As one who reads a greater than average number of books, I naturally find myself enjoying some more than others. And indeed, with regularity one is found to be more worthy of note than others I may have recently read. But the moments of greatest joy are had when I find myself halfway through a book and out of sheer reading-induced ecstasy demanding of myself “How, for Gaia’s sake, could I have not long since already known of – and more to the point been reading – this author’s books?”
Such a book is Adrienne Mayor‘s newly published Flying Snakes and Griffin Claws: And Other Classical Myths, Historical Oddities, and Scientific Curiosities from Princeton University Press. In this new book Ms. Mayor, a research scholar in the Department of Classics at Stanford University, collects together a truly delightful assortment of essays that blend Greek, Roman, and other classics with folklore, mythology, the history of science, natural history, literary history, and personal adventure (often in museums, libraries, archeological dig sites, and other places that are on my, and most likely your as well, list of destinations we’d love to visit – and perhaps there remain indefinitely).

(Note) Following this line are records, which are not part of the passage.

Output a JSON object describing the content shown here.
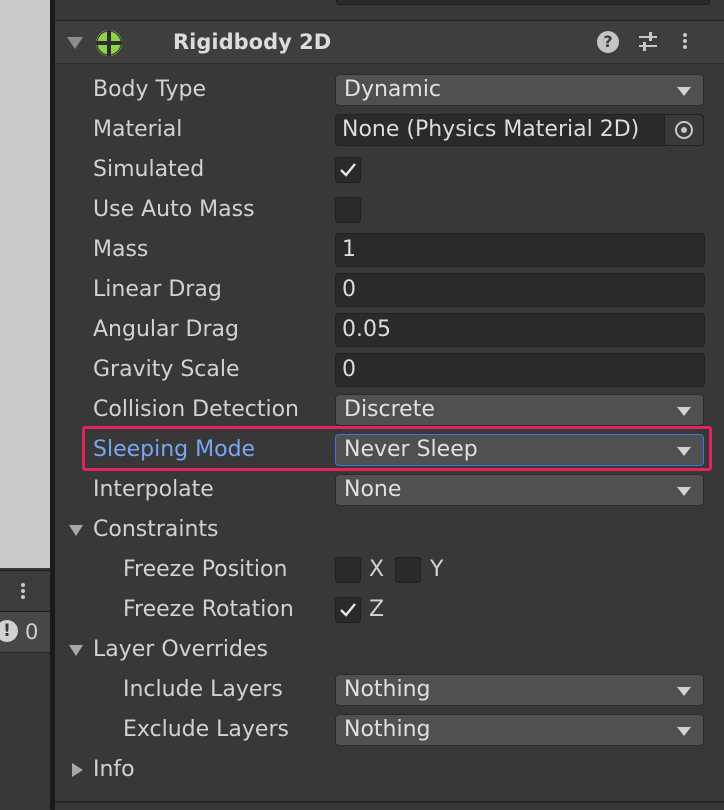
{
  "component": {
    "title": "Rigidbody 2D",
    "icon": "rigidbody2d-icon",
    "header_icons": [
      "help-icon",
      "presets-icon",
      "more-icon"
    ]
  },
  "fields": {
    "body_type": {
      "label": "Body Type",
      "value": "Dynamic"
    },
    "material": {
      "label": "Material",
      "value": "None (Physics Material 2D)"
    },
    "simulated": {
      "label": "Simulated",
      "checked": true
    },
    "use_auto_mass": {
      "label": "Use Auto Mass",
      "checked": false
    },
    "mass": {
      "label": "Mass",
      "value": "1"
    },
    "linear_drag": {
      "label": "Linear Drag",
      "value": "0"
    },
    "angular_drag": {
      "label": "Angular Drag",
      "value": "0.05"
    },
    "gravity_scale": {
      "label": "Gravity Scale",
      "value": "0"
    },
    "collision_detection": {
      "label": "Collision Detection",
      "value": "Discrete"
    },
    "sleeping_mode": {
      "label": "Sleeping Mode",
      "value": "Never Sleep",
      "highlighted": true
    },
    "interpolate": {
      "label": "Interpolate",
      "value": "None"
    }
  },
  "constraints": {
    "label": "Constraints",
    "freeze_position": {
      "label": "Freeze Position",
      "x_label": "X",
      "y_label": "Y",
      "x": false,
      "y": false
    },
    "freeze_rotation": {
      "label": "Freeze Rotation",
      "z_label": "Z",
      "z": true
    }
  },
  "layer_overrides": {
    "label": "Layer Overrides",
    "include_layers": {
      "label": "Include Layers",
      "value": "Nothing"
    },
    "exclude_layers": {
      "label": "Exclude Layers",
      "value": "Nothing"
    }
  },
  "info": {
    "label": "Info"
  },
  "console": {
    "warning_count": "0"
  },
  "colors": {
    "highlight_border": "#e0245e",
    "active_label": "#7aa6f0",
    "icon_green": "#8ed14a"
  }
}
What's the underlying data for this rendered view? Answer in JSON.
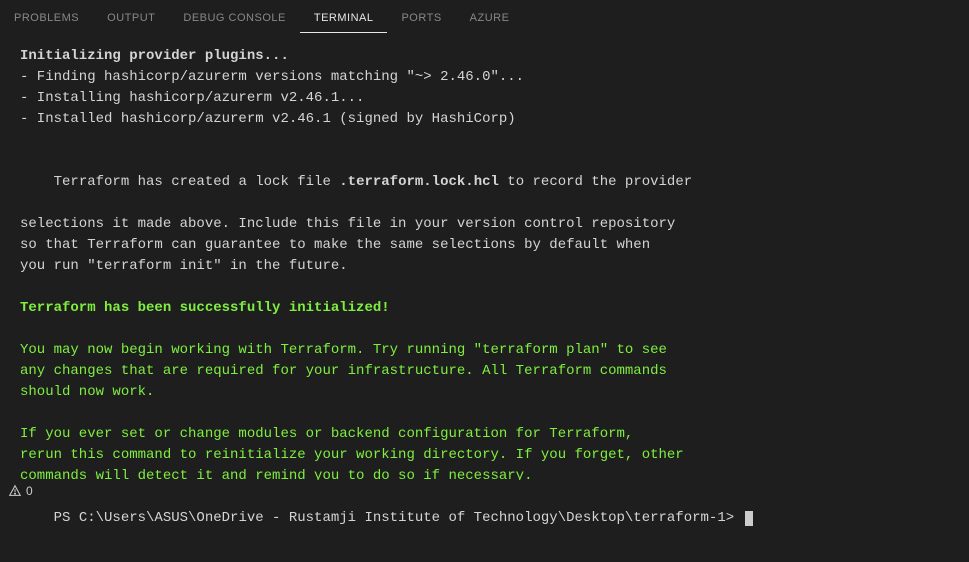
{
  "tabs": {
    "problems": "PROBLEMS",
    "output": "OUTPUT",
    "debug_console": "DEBUG CONSOLE",
    "terminal": "TERMINAL",
    "ports": "PORTS",
    "azure": "AZURE"
  },
  "terminal": {
    "init_header": "Initializing provider plugins...",
    "finding": "- Finding hashicorp/azurerm versions matching \"~> 2.46.0\"...",
    "installing": "- Installing hashicorp/azurerm v2.46.1...",
    "installed": "- Installed hashicorp/azurerm v2.46.1 (signed by HashiCorp)",
    "lock_pre": "Terraform has created a lock file ",
    "lock_file": ".terraform.lock.hcl",
    "lock_post": " to record the provider",
    "lock_l2": "selections it made above. Include this file in your version control repository",
    "lock_l3": "so that Terraform can guarantee to make the same selections by default when",
    "lock_l4": "you run \"terraform init\" in the future.",
    "success": "Terraform has been successfully initialized!",
    "hint1_l1": "You may now begin working with Terraform. Try running \"terraform plan\" to see",
    "hint1_l2": "any changes that are required for your infrastructure. All Terraform commands",
    "hint1_l3": "should now work.",
    "hint2_l1": "If you ever set or change modules or backend configuration for Terraform,",
    "hint2_l2": "rerun this command to reinitialize your working directory. If you forget, other",
    "hint2_l3": "commands will detect it and remind you to do so if necessary.",
    "prompt": "PS C:\\Users\\ASUS\\OneDrive - Rustamji Institute of Technology\\Desktop\\terraform-1> "
  },
  "status": {
    "count": "0"
  }
}
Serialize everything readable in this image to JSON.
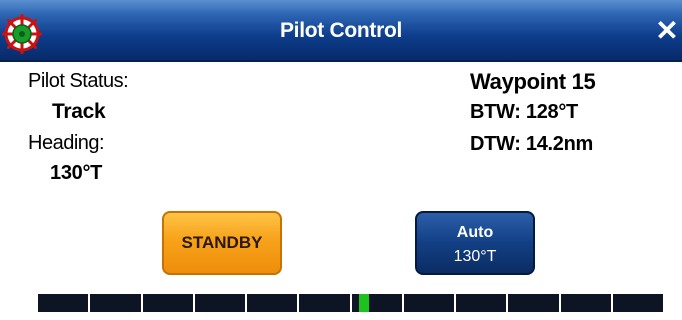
{
  "window": {
    "title": "Pilot Control",
    "close_glyph": "✕",
    "app_icon": "helm-icon"
  },
  "left": {
    "status_label": "Pilot Status:",
    "status_value": "Track",
    "heading_label": "Heading:",
    "heading_value": "130°T"
  },
  "right": {
    "waypoint": "Waypoint 15",
    "btw": "BTW: 128°T",
    "dtw": "DTW: 14.2nm"
  },
  "buttons": {
    "standby": "STANDBY",
    "auto_line1": "Auto",
    "auto_line2": "130°T"
  },
  "xte_bar": {
    "segments": 12,
    "marker_position": 0.5
  },
  "colors": {
    "title_bar": "#0d3d8c",
    "standby_button": "#f7a21a",
    "auto_button": "#123f84",
    "bar_segment": "#0d1524",
    "marker": "#1ec21e"
  }
}
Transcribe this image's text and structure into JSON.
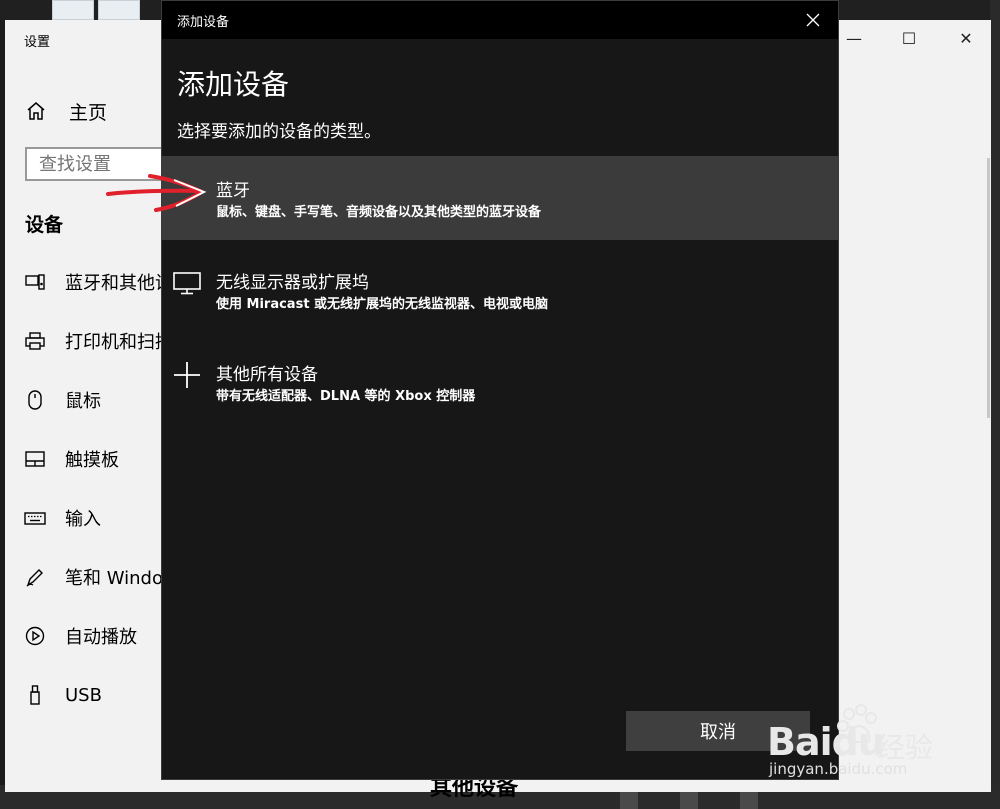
{
  "settings": {
    "title": "设置",
    "home_label": "主页",
    "search_placeholder": "查找设置",
    "section_title": "设备",
    "nav_items": [
      {
        "label": "蓝牙和其他设备",
        "icon": "keyboard-speaker-icon"
      },
      {
        "label": "打印机和扫描仪",
        "icon": "printer-icon"
      },
      {
        "label": "鼠标",
        "icon": "mouse-icon"
      },
      {
        "label": "触摸板",
        "icon": "touchpad-icon"
      },
      {
        "label": "输入",
        "icon": "keyboard-icon"
      },
      {
        "label": "笔和 Windows Ink",
        "icon": "pen-icon"
      },
      {
        "label": "自动播放",
        "icon": "autoplay-icon"
      },
      {
        "label": "USB",
        "icon": "usb-icon"
      }
    ],
    "bottom_heading": "其他设备"
  },
  "dialog": {
    "title": "添加设备",
    "heading": "添加设备",
    "subheading": "选择要添加的设备的类型。",
    "options": [
      {
        "title": "蓝牙",
        "description": "鼠标、键盘、手写笔、音频设备以及其他类型的蓝牙设备",
        "icon": "bluetooth-icon",
        "selected": true
      },
      {
        "title": "无线显示器或扩展坞",
        "description": "使用 Miracast 或无线扩展坞的无线监视器、电视或电脑",
        "icon": "monitor-icon",
        "selected": false
      },
      {
        "title": "其他所有设备",
        "description": "带有无线适配器、DLNA 等的 Xbox 控制器",
        "icon": "plus-icon",
        "selected": false
      }
    ],
    "cancel_label": "取消"
  },
  "watermark": {
    "brand": "Bai",
    "brand_suffix": "du",
    "jingyan": "经验",
    "site": "jingyan.baidu.com"
  },
  "colors": {
    "dialog_bg": "#171717",
    "selected_row": "#3b3b3b",
    "annotation_arrow": "#e0202a"
  }
}
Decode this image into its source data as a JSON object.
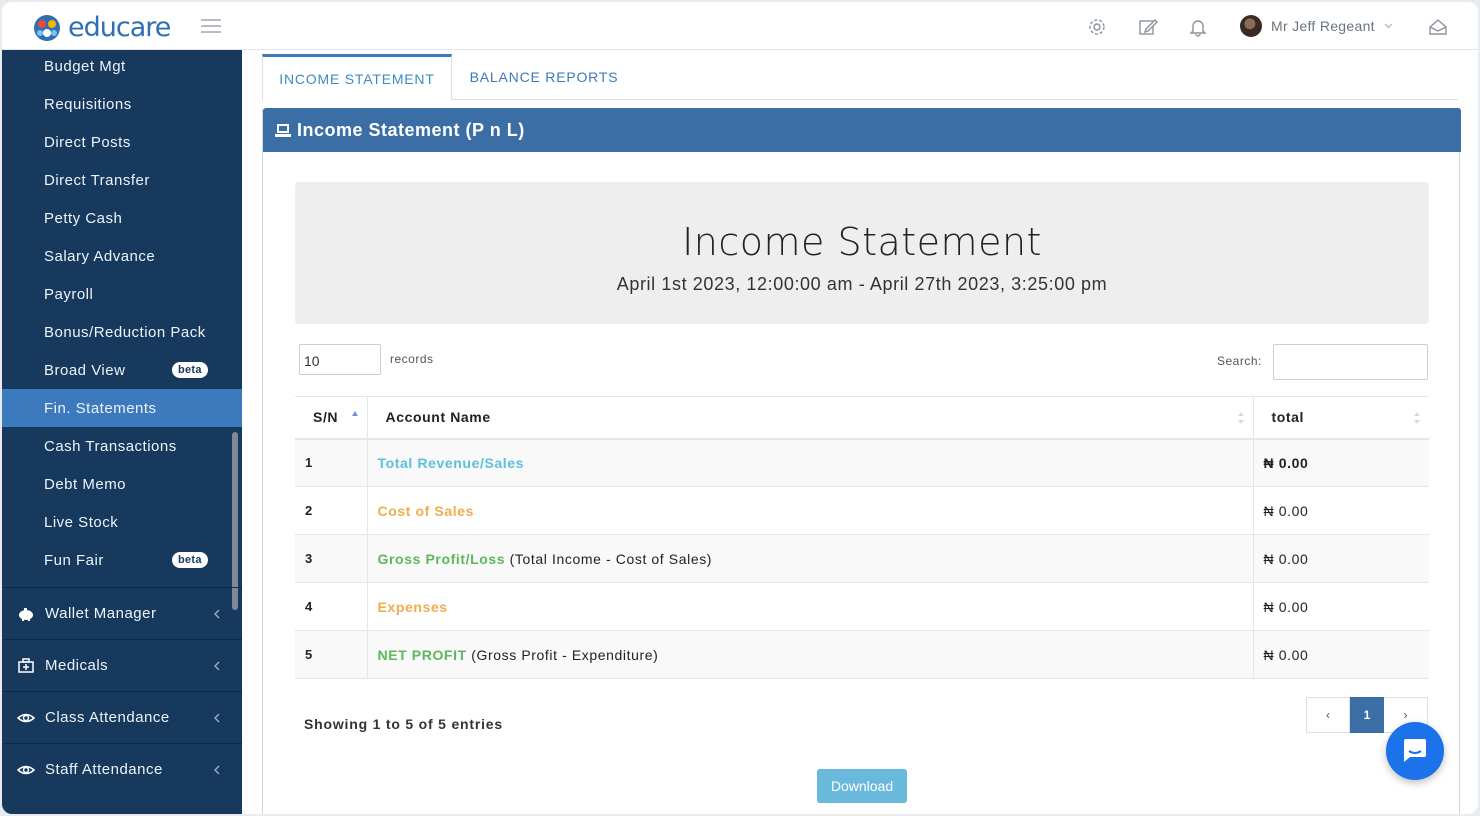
{
  "header": {
    "logo_text": "educare",
    "user_name": "Mr Jeff Regeant"
  },
  "sidebar": {
    "items": [
      {
        "label": "Budget Mgt"
      },
      {
        "label": "Requisitions"
      },
      {
        "label": "Direct Posts"
      },
      {
        "label": "Direct Transfer"
      },
      {
        "label": "Petty Cash"
      },
      {
        "label": "Salary Advance"
      },
      {
        "label": "Payroll"
      },
      {
        "label": "Bonus/Reduction Pack"
      },
      {
        "label": "Broad View",
        "badge": "beta"
      },
      {
        "label": "Fin. Statements",
        "active": true
      },
      {
        "label": "Cash Transactions"
      },
      {
        "label": "Debt Memo"
      },
      {
        "label": "Live Stock"
      },
      {
        "label": "Fun Fair",
        "badge": "beta"
      }
    ],
    "groups": [
      {
        "label": "Wallet Manager",
        "icon": "piggy-bank-icon"
      },
      {
        "label": "Medicals",
        "icon": "medical-kit-icon"
      },
      {
        "label": "Class Attendance",
        "icon": "eye-icon"
      },
      {
        "label": "Staff Attendance",
        "icon": "eye-icon"
      }
    ]
  },
  "tabs": {
    "active": "INCOME STATEMENT",
    "other": "BALANCE REPORTS"
  },
  "panel": {
    "title": "Income Statement (P n L)",
    "report_title": "Income Statement",
    "report_period": "April 1st 2023, 12:00:00 am - April 27th 2023, 3:25:00 pm"
  },
  "table_controls": {
    "page_length": "10",
    "records_label": "records",
    "search_label": "Search:"
  },
  "table": {
    "columns": [
      "S/N",
      "Account Name",
      "total"
    ],
    "rows": [
      {
        "sn": "1",
        "name": "Total Revenue/Sales",
        "note": "",
        "total": "₦ 0.00",
        "color": "#5bc0de"
      },
      {
        "sn": "2",
        "name": "Cost of Sales",
        "note": "",
        "total": "₦ 0.00",
        "color": "#f0ad4e"
      },
      {
        "sn": "3",
        "name": "Gross Profit/Loss",
        "note": "(Total Income - Cost of Sales)",
        "total": "₦ 0.00",
        "color": "#5cb85c"
      },
      {
        "sn": "4",
        "name": "Expenses",
        "note": "",
        "total": "₦ 0.00",
        "color": "#f0ad4e"
      },
      {
        "sn": "5",
        "name": "NET PROFIT",
        "note": "(Gross Profit - Expenditure)",
        "total": "₦ 0.00",
        "color": "#5cb85c"
      }
    ]
  },
  "footer": {
    "info": "Showing 1 to 5 of 5 entries",
    "pager": {
      "prev": "‹",
      "current": "1",
      "next": "›"
    },
    "download_label": "Download"
  },
  "colors": {
    "sidebar_bg": "#17395e",
    "active_item": "#3c79bd",
    "panel_header": "#3a6ea5",
    "chat_button": "#1c72e8"
  }
}
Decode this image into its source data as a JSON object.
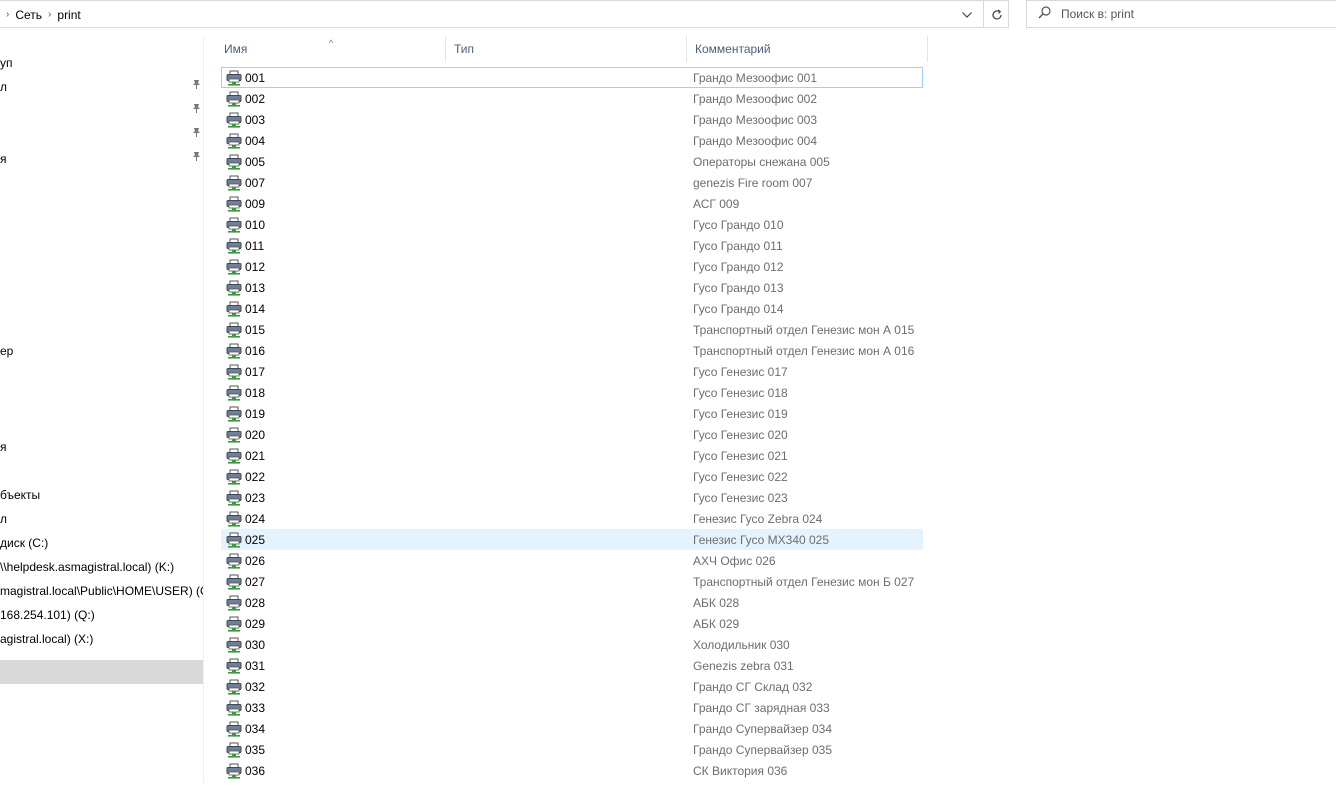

Quite often upon closing the book after reading one of its included essays (so far my favorite has been about her long ongoing hunt for explanatory evidence about one of the title subjects: Griffins) I feel as though my mind is about to burst having had so much information and so many new ideas pumped into it. If you haven’t already begun reading a copy of this remarkable new book, I very much encourage you to begin doing so at the earliest opportunity.